She assumed the Hasso No Kamae stance, back straight, the sword held high and tilted back over her right shoulder, the sword guard at mouth level, her left foot forward. She was three steps from delivering a deathblow to the intruder. The sword balanced perfectly in her grip, so perfectly that it seemed to weigh nothing at all. She could feel the wet pine needles under her bare feet and wished that she'd put on shoes before dashing out into the night. The cold rain against her bare skin made her think that maybe a sweater would have been a good idea as well.

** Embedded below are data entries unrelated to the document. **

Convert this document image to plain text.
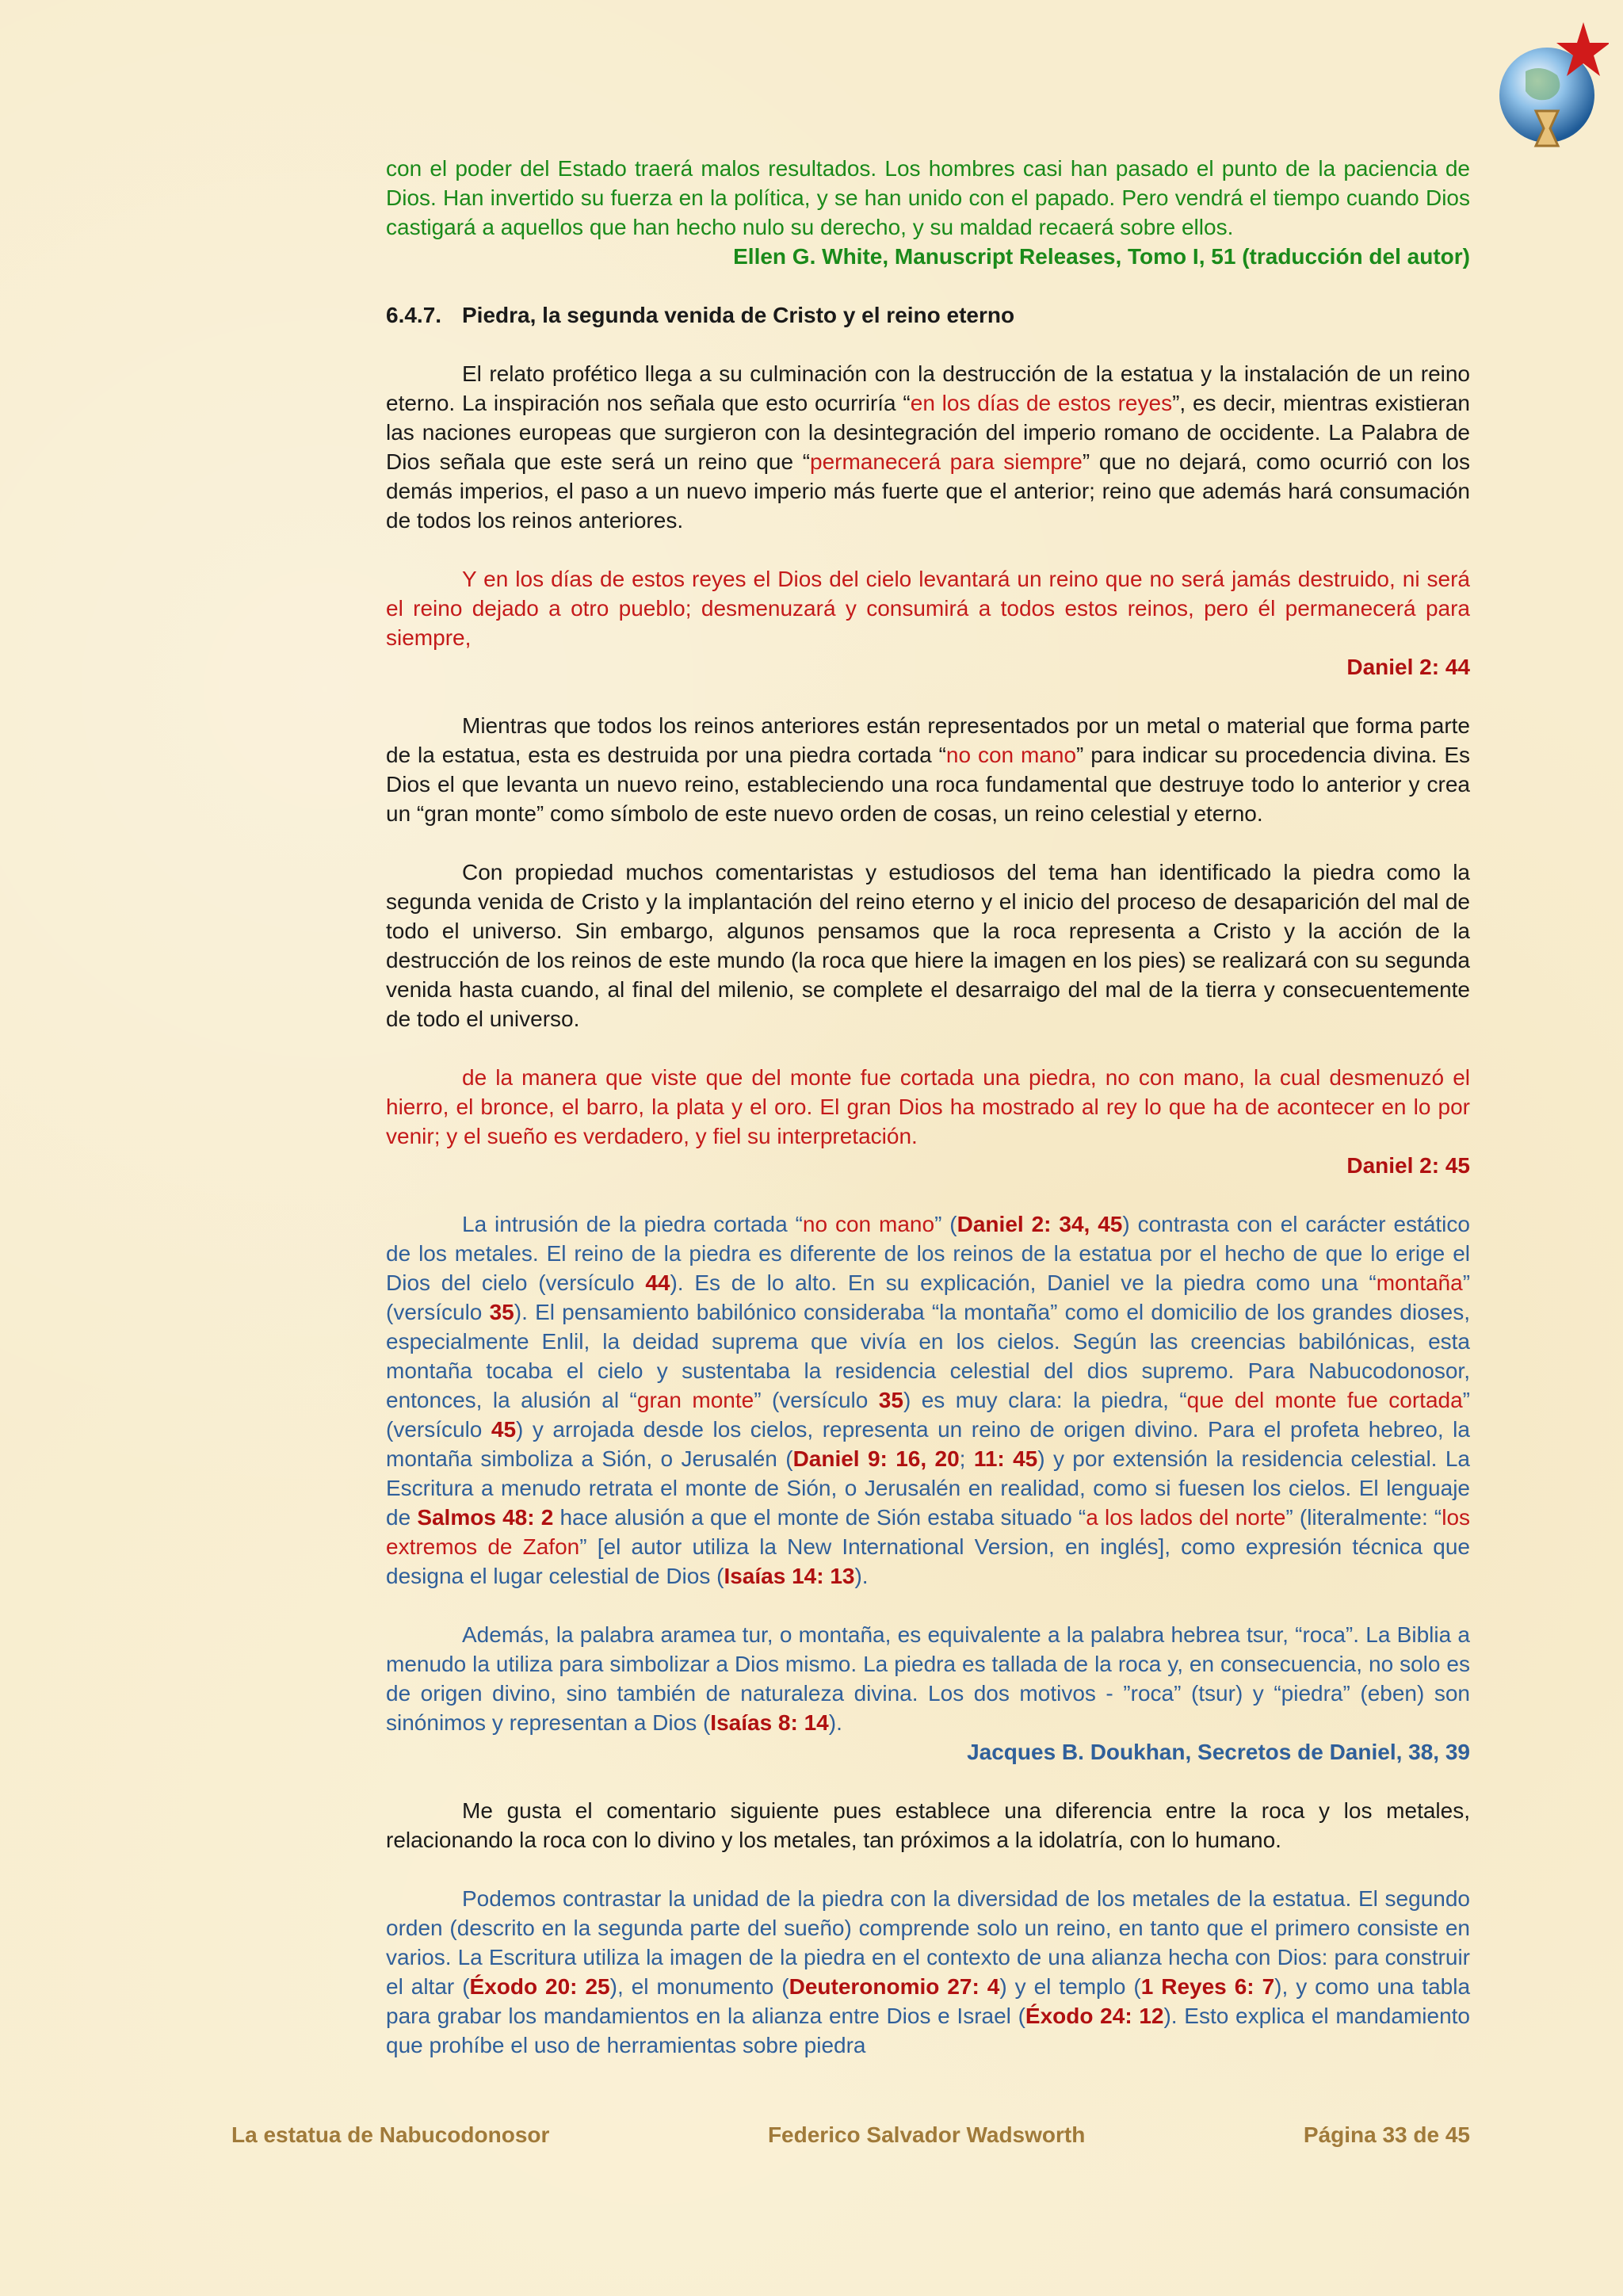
con el poder del Estado traerá malos resultados. Los hombres casi han pasado el punto de la paciencia de Dios. Han invertido su fuerza en la política, y se han unido con el papado. Pero vendrá el tiempo cuando Dios castigará a aquellos que han hecho nulo su derecho, y su maldad recaerá sobre ellos.

Ellen G. White, Manuscript Releases, Tomo I, 51 (traducción del autor)

6.4.7. Piedra, la segunda venida de Cristo y el reino eterno

El relato profético llega a su culminación con la destrucción de la estatua y la instalación de un reino eterno. La inspiración nos señala que esto ocurriría “en los días de estos reyes”, es decir, mientras existieran las naciones europeas que surgieron con la desintegración del imperio romano de occidente. La Palabra de Dios señala que este será un reino que “permanecerá para siempre” que no dejará, como ocurrió con los demás imperios, el paso a un nuevo imperio más fuerte que el anterior; reino que además hará consumación de todos los reinos anteriores.

Y en los días de estos reyes el Dios del cielo levantará un reino que no será jamás destruido, ni será el reino dejado a otro pueblo; desmenuzará y consumirá a todos estos reinos, pero él permanecerá para siempre,

Daniel 2: 44

Mientras que todos los reinos anteriores están representados por un metal o material que forma parte de la estatua, esta es destruida por una piedra cortada “no con mano” para indicar su procedencia divina. Es Dios el que levanta un nuevo reino, estableciendo una roca fundamental que destruye todo lo anterior y crea un “gran monte” como símbolo de este nuevo orden de cosas, un reino celestial y eterno.

Con propiedad muchos comentaristas y estudiosos del tema han identificado la piedra como la segunda venida de Cristo y la implantación del reino eterno y el inicio del proceso de desaparición del mal de todo el universo. Sin embargo, algunos pensamos que la roca representa a Cristo y la acción de la destrucción de los reinos de este mundo (la roca que hiere la imagen en los pies) se realizará con su segunda venida hasta cuando, al final del milenio, se complete el desarraigo del mal de la tierra y consecuentemente de todo el universo.

de la manera que viste que del monte fue cortada una piedra, no con mano, la cual desmenuzó el hierro, el bronce, el barro, la plata y el oro. El gran Dios ha mostrado al rey lo que ha de acontecer en lo por venir; y el sueño es verdadero, y fiel su interpretación.

Daniel 2: 45

La intrusión de la piedra cortada “no con mano” (Daniel 2: 34, 45) contrasta con el carácter estático de los metales. El reino de la piedra es diferente de los reinos de la estatua por el hecho de que lo erige el Dios del cielo (versículo 44). Es de lo alto. En su explicación, Daniel ve la piedra como una “montaña” (versículo 35). El pensamiento babilónico consideraba “la montaña” como el domicilio de los grandes dioses, especialmente Enlil, la deidad suprema que vivía en los cielos. Según las creencias babilónicas, esta montaña tocaba el cielo y sustentaba la residencia celestial del dios supremo. Para Nabucodonosor, entonces, la alusión al “gran monte” (versículo 35) es muy clara: la piedra, “que del monte fue cortada” (versículo 45) y arrojada desde los cielos, representa un reino de origen divino. Para el profeta hebreo, la montaña simboliza a Sión, o Jerusalén (Daniel 9: 16, 20; 11: 45) y por extensión la residencia celestial. La Escritura a menudo retrata el monte de Sión, o Jerusalén en realidad, como si fuesen los cielos. El lenguaje de Salmos 48: 2 hace alusión a que el monte de Sión estaba situado “a los lados del norte” (literalmente: “los extremos de Zafon” [el autor utiliza la New International Version, en inglés], como expresión técnica que designa el lugar celestial de Dios (Isaías 14: 13).

Además, la palabra aramea tur, o montaña, es equivalente a la palabra hebrea tsur, “roca”. La Biblia a menudo la utiliza para simbolizar a Dios mismo. La piedra es tallada de la roca y, en consecuencia, no solo es de origen divino, sino también de naturaleza divina. Los dos motivos - ”roca” (tsur) y “piedra” (eben) son sinónimos y representan a Dios (Isaías 8: 14).

Jacques B. Doukhan, Secretos de Daniel, 38, 39

Me gusta el comentario siguiente pues establece una diferencia entre la roca y los metales, relacionando la roca con lo divino y los metales, tan próximos a la idolatría, con lo humano.

Podemos contrastar la unidad de la piedra con la diversidad de los metales de la estatua. El segundo orden (descrito en la segunda parte del sueño) comprende solo un reino, en tanto que el primero consiste en varios. La Escritura utiliza la imagen de la piedra en el contexto de una alianza hecha con Dios: para construir el altar (Éxodo 20: 25), el monumento (Deuteronomio 27: 4) y el templo (1 Reyes 6: 7), y como una tabla para grabar los mandamientos en la alianza entre Dios e Israel (Éxodo 24: 12). Esto explica el mandamiento que prohíbe el uso de herramientas sobre piedra

La estatua de Nabucodonosor	Federico Salvador Wadsworth	Página 33 de 45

The glowing man looked toward the opposite corner of the cabin and Molly made her move. Three soft steps and she stood behind him; the edge of her blade lay across the side of his neck. A quick pull and she would cut him to his vertebrae.

"Move and die," Molly said.

"Nuh-uh," said the glowing man.

The tip of Molly's sword extended a foot beyond the stranger's face. He looked at the blade. "I like your sword. Want to see mine?"

"You move, you die," Molly said, thinking that it wasn't the sort of thing you should have to repeat. "Who are you?"

"I'm Raziel," said Raziel. "It's not the sword of the Lord, or anything. Not for destroying cities, just for fighting one or two enemies at a time, or slicing cold cuts. Do you like salami?"

Molly didn't quite know how to proceed. This glowing sand pirate seemed perfectly unafraid, perfectly unconcerned, in fact, that she was holding a razor-sharp blade against his carotid artery. "Why are you looking in my window in the middle of the night?"

"Because I can't see through the wooden part."

Molly snapped her wrists back and smacked Raziel in the side of the head with the flat of her blade.

"Ouch."

"Who are you and why are you here?" Molly said. She snapped her blade back to threaten another smack, and in that instant Raziel stepped away from her, spun, and drew a sword from the middle of his back.

Molly hesitated, just a second, then approached and snapped her blade down, this time in a real attack aimed at his shoulder. Raziel parried the blow and riposted. Molly swept his blade aside and came around with her blade for a cut to the left arm. Raziel got his sword around just in time to deflect her blade down his arm instead of across it. The razor-sharp tashi took a long swath of fabric from his coat, as well as a thin slice of flesh down his forearm.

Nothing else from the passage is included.